AWS vs Azure: Serverless Observability and Monitoring
Serverless computing is a cloud service model that allows developers to run code without provisioning or managing servers. Serverless applications are composed of functions that are triggered by events and run on demand. Serverless computing offers many benefits, such as scalability, performance, cost-efficiency, and agility.
However, serverless computing also introduces new challenges for observability and monitoring. Observability is the ability to measure and understand the internal state of a system based on the external outputs. Monitoring is the process of collecting, analyzing, and alerting on the metrics and logs that indicate the health and performance of a system.
Observability and monitoring are essential for serverless applications because they help developers troubleshoot issues, optimize performance, ensure reliability, and improve user experience. However, serverless applications are more complex and dynamic than traditional applications, making them harder to observe and monitor.
Some of the challenges of serverless observability and monitoring are:
- Lack of visibility: Serverless functions are ephemeral and stateless, meaning they are created and destroyed on demand, and do not store any data or context. This makes it difficult to track the execution flow and dependencies of serverless functions across multiple services and platforms.
- High cardinality: Serverless functions can have many variations based on input parameters, environment variables, configuration settings, and runtime versions. This creates a high cardinality of metrics and logs that need to be collected and analyzed.
- Distributed tracing: Serverless functions can be triggered by various sources, such as HTTP requests, messages, events, timers, or other functions. This creates a distributed tracing problem, where developers need to correlate the traces of serverless functions across different sources and services.
- Cold starts: Serverless functions can experience cold starts, which are delays in the execution time caused by the initialization of the function code and dependencies. Cold starts can affect the performance and availability of serverless applications, especially for latency-sensitive scenarios.
- Cost optimization: Serverless functions are billed based on the number of invocations and the execution time. Therefore, developers need to monitor the usage and cost of serverless functions to optimize their resource allocation and avoid overspending.
AWS and Azure are two of the leading cloud providers that offer serverless computing services.

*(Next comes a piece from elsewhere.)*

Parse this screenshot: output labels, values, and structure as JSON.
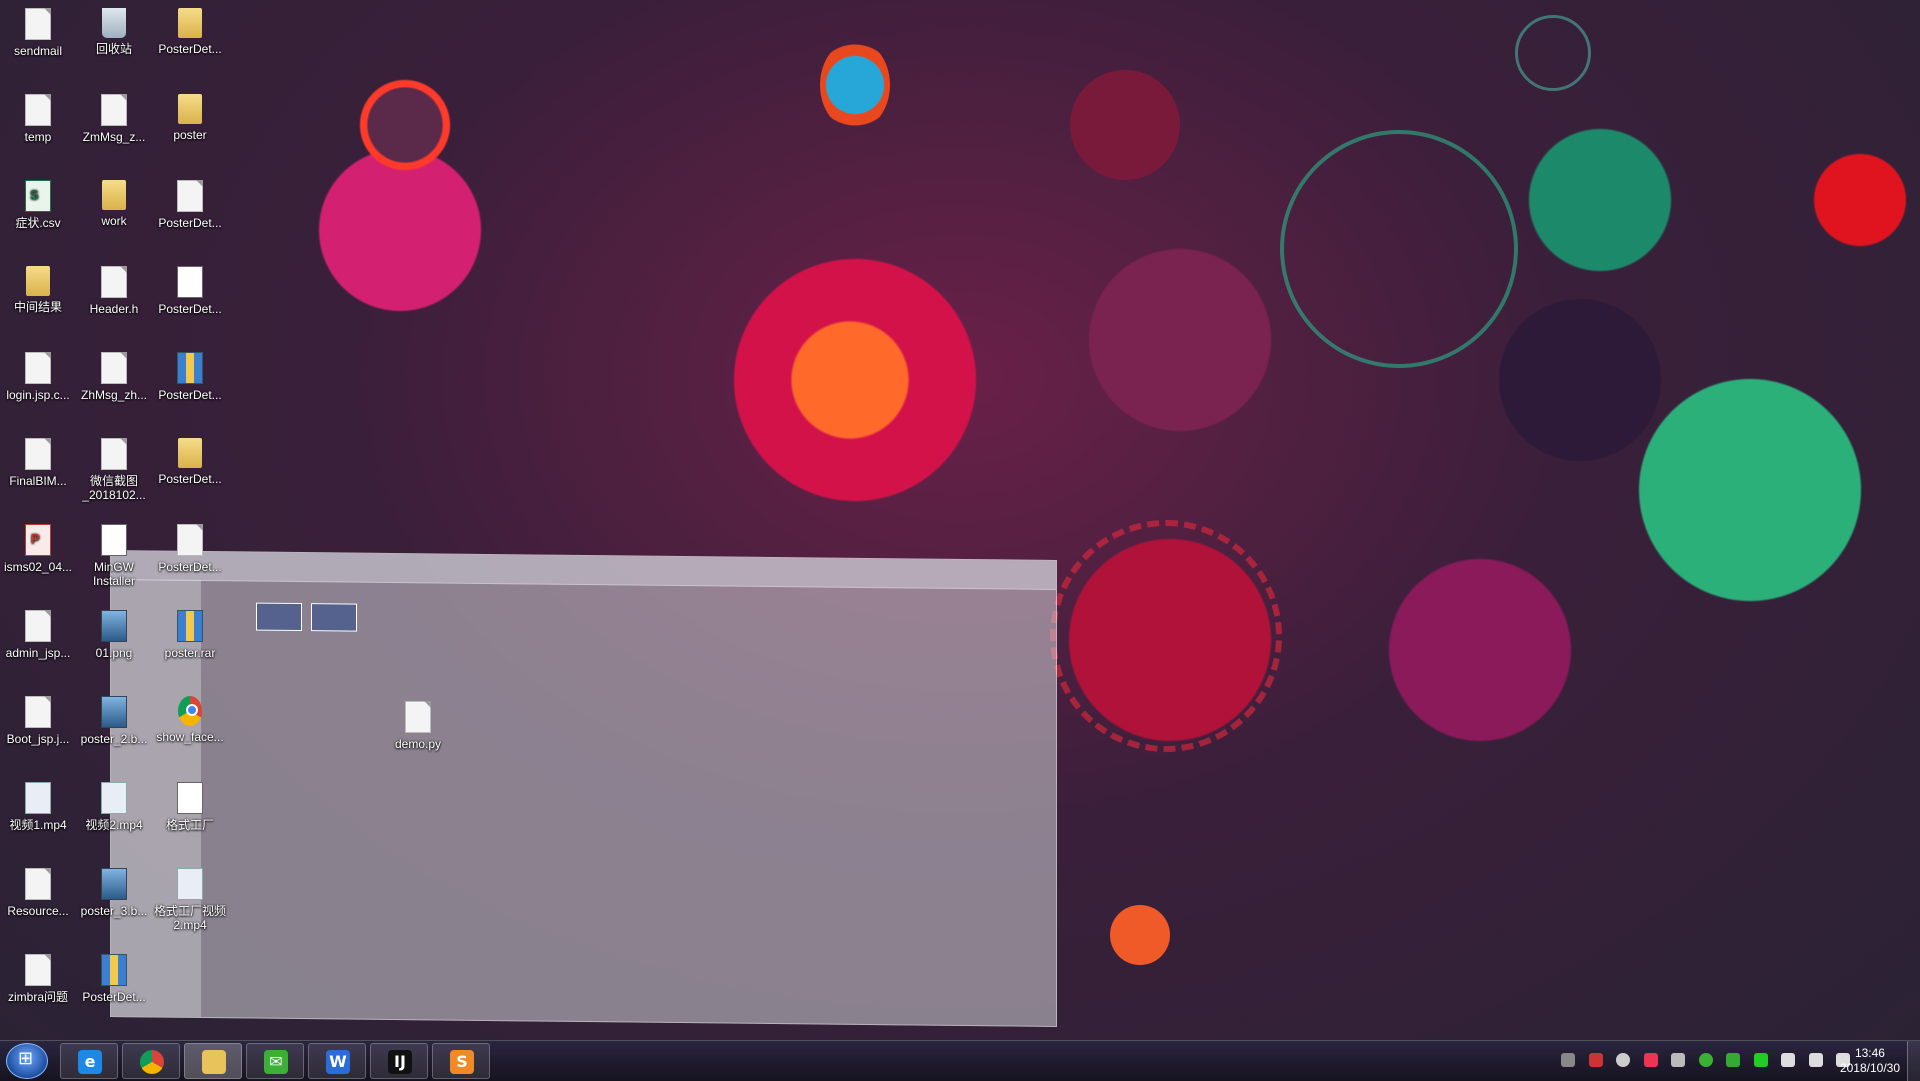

AWS Lambda is the serverless platform of AWS, while Azure Functions is the serverless platform of Azure. Both platforms provide observability and monitoring features for serverless applications, but they also have some differences and limitations.
In this article, we will compare AWS Lambda and Azure Functions in terms of their observability and monitoring capabilities, including their native features and third-party software reviews and recommendations.
Native Features
Both AWS Lambda and Azure Functions provide native features for observability and monitoring serverless applications. These features include:
- Metrics: Both platforms collect and display metrics such as invocations, errors, duration, memory usage, concurrency, and throughput for serverless functions. These metrics can be viewed on dashboards or queried using APIs or CLI tools. Metrics can also be used to create alarms or alerts based on predefined thresholds or anomalies.
- Logs: Both platforms capture and store logs for serverless functions. These logs include information such as start and end time, request ID, status code, error messages, custom print statements, etc. Logs can be viewed on consoles or queried using APIs or CLI tools. Logs can also be streamed or exported to external services for further analysis or retention.
- Tracing: Both platforms support distributed tracing for serverless functions. Distributed tracing allows developers to track the execution flow and latency
of serverless functions across different sources and services. Tracing can help identify bottlenecks errors, failures or performance issues in serverless applications.
Both platforms use open standards such as OpenTelemetry or W3C Trace Context for tracing. However, there are also some differences between AWS Lambda and Azure Functions in terms of their native features for observability and monitoring.
Some of these differences are:
- Metrics granularity: AWS Lambda provides metrics at a 1-minute granularity by default while Azure Functions provides metrics at a 5-minute granularity by default
However, both platforms allow users to change the granularity to a lower or higher level depending on their needs - Metrics aggregation: AWS Lambda aggregates metrics by function name function version or alias (if specified), region (if specified) or globally (across all regions). Azure Functions aggregates metrics by the function name (or function app name), region (if specified) or globally (across all regions).
- Logs format: AWS Lambda logs are formatted as plain text with a timestamp prefix. Azure Functions logs are formatted as JSON objects with various fields such as timestamp, level, message, category, functionName, invocationId, etc.
- Logs retention: AWS Lambda logs are stored in Amazon CloudWatch Logs service for 90 days by default (or longer if specified by users). Azure Functions logs are stored in Azure Monitor service for 30 days by default (or longer if specified by users)
- Tracing integration: AWS Lambda integrates with AWS X-Ray service for tracing. AWS X-Ray provides a web console and an API for viewing traces and analyzing the performance of serverless applications on AWS. Azure Functions integrates with Azure Application Insights service for tracing. Azure Application Insights provides a web console and an API for viewing traces and analyzing the performance of serverless applications on Azure.